Talk about twisting ideology! The Supreme Court will mandate that we take our tax dollars out of providing useful public services in order to fund: Scientology, the Church of the Flying Spaghetti Monster (or Pastafarianism), Satanism, The Church of Euthanasia (“Eat a queer fetus for Jesus.”), and the Temple of the Jedi Order. Awesome! This is why we put a mentally unstable, crying, whining, beer guzzling rapist on the Court, to make America stupid again. USA! USA! USA!
There’s a big difference between being tolerant of religion and giving money to aid the establishment of religion.
The Supreme Court ruled in the case of Trinity v. Pauley (2017), that the state can provide financial aid to schools for secular purposes. In this case, it was the state providing shredded tire chips for a religious school playground. See
https://www.oyez.org/cases/2016/15-577
Although this case did not involve providing money for academic use, it is the “camel’s nose”, that cleared the way for the state to push money into religious schools.

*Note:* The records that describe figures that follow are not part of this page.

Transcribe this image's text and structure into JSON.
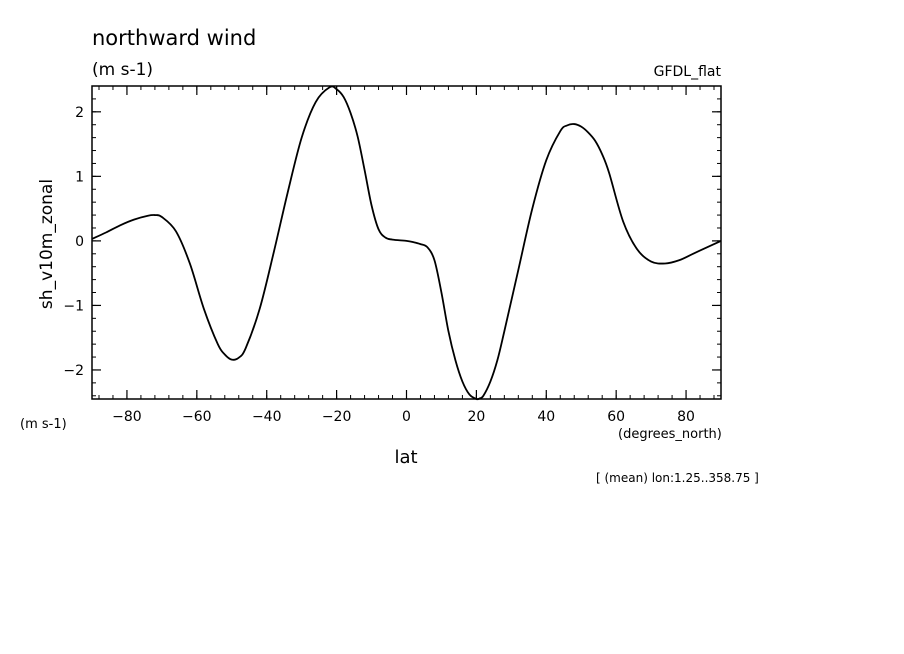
{
  "chart_data": {
    "type": "line",
    "title": "northward wind",
    "subtitle": "(m s-1)",
    "source_label": "GFDL_flat",
    "xlabel": "lat",
    "xunit": "(degrees_north)",
    "ylabel": "sh_v10m_zonal",
    "yunit": "(m s-1)",
    "footnote": "[ (mean) lon:1.25..358.75 ]",
    "xlim": [
      -90,
      90
    ],
    "ylim": [
      -2.45,
      2.4
    ],
    "xticks": [
      -80,
      -60,
      -40,
      -20,
      0,
      20,
      40,
      60,
      80
    ],
    "xtick_labels": [
      "−80",
      "−60",
      "−40",
      "−20",
      "0",
      "20",
      "40",
      "60",
      "80"
    ],
    "yticks": [
      -2,
      -1,
      0,
      1,
      2
    ],
    "ytick_labels": [
      "−2",
      "−1",
      "0",
      "1",
      "2"
    ],
    "grid": false,
    "legend": "none",
    "line_color": "#000000",
    "series": [
      {
        "x": [
          -90,
          -86,
          -82,
          -78,
          -74,
          -72,
          -70,
          -66,
          -62,
          -58,
          -54,
          -52,
          -50,
          -48,
          -46,
          -42,
          -38,
          -34,
          -30,
          -26,
          -22,
          -20,
          -18,
          -16,
          -14,
          -12,
          -10,
          -8,
          -6,
          -4,
          0,
          2,
          4,
          6,
          8,
          10,
          12,
          14,
          16,
          18,
          20,
          21,
          22,
          24,
          26,
          28,
          32,
          36,
          40,
          44,
          46,
          48,
          50,
          52,
          54,
          56,
          58,
          62,
          66,
          70,
          74,
          78,
          82,
          86,
          90
        ],
        "y": [
          0.03,
          0.13,
          0.24,
          0.33,
          0.39,
          0.4,
          0.37,
          0.15,
          -0.35,
          -1.05,
          -1.6,
          -1.76,
          -1.84,
          -1.81,
          -1.66,
          -1.05,
          -0.18,
          0.75,
          1.6,
          2.15,
          2.38,
          2.35,
          2.23,
          1.98,
          1.62,
          1.1,
          0.55,
          0.18,
          0.05,
          0.02,
          0.0,
          -0.02,
          -0.05,
          -0.1,
          -0.3,
          -0.8,
          -1.4,
          -1.85,
          -2.18,
          -2.38,
          -2.45,
          -2.44,
          -2.4,
          -2.18,
          -1.85,
          -1.4,
          -0.45,
          0.5,
          1.25,
          1.7,
          1.79,
          1.81,
          1.77,
          1.68,
          1.55,
          1.34,
          1.05,
          0.3,
          -0.13,
          -0.32,
          -0.35,
          -0.3,
          -0.2,
          -0.1,
          0.0
        ]
      }
    ]
  }
}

The Montana case, Espinoza v. Montana Department of Revenue (2019) see
https://www.oyez.org/cases/2019/18-1195
This case will continue what the Trinity case started. The Blaine amendments are on the way to the wastebasket.
God help us!
William
Acton Institute- Christ has relinquished his role to Charles Koch.
In Koch We Trust.
The projection is 33 years, based on current trends,
for the timing when the rich own 100% of American national wealth.
God damn!
https://www.tallahassee.com/story/news/2014/12/22/satanic-temple-display-comes-florida-capitol/20764841/
Yikes!
If the Supremes kill these laws, then we shall see a lot of cases like these. Pastafarian high school, anyone?
So now the supreme court republican majority’s job is to find new ways to circumvent the Constitution they swore to uphold so they can stuff some more moola in their buddies’ pockets? They want schools to produce anti-science Republican-voting religious simpletons on the public dime.
Wealthy American Catholics are trying to destroy the common good. The New York Daily News posted an op-ed written by an opposing group (John Gehring speaking for Faith in Public Life, 9-13-2019). Gehring tells readers about the political influence of libertarians within the Catholic Church, naming names.
Gates partnered with a foundation that promotes faith-sponsored education giving almost $20 mil. to a branded Catholic school chain that has a prototype school with 60 students and one teacher (and, one coach and tutor). The chain incorporates blended learning and buys Common Core-aligned curricula. In an interview Gates said he “participates in” the Catholic Church attended by his wife and kids.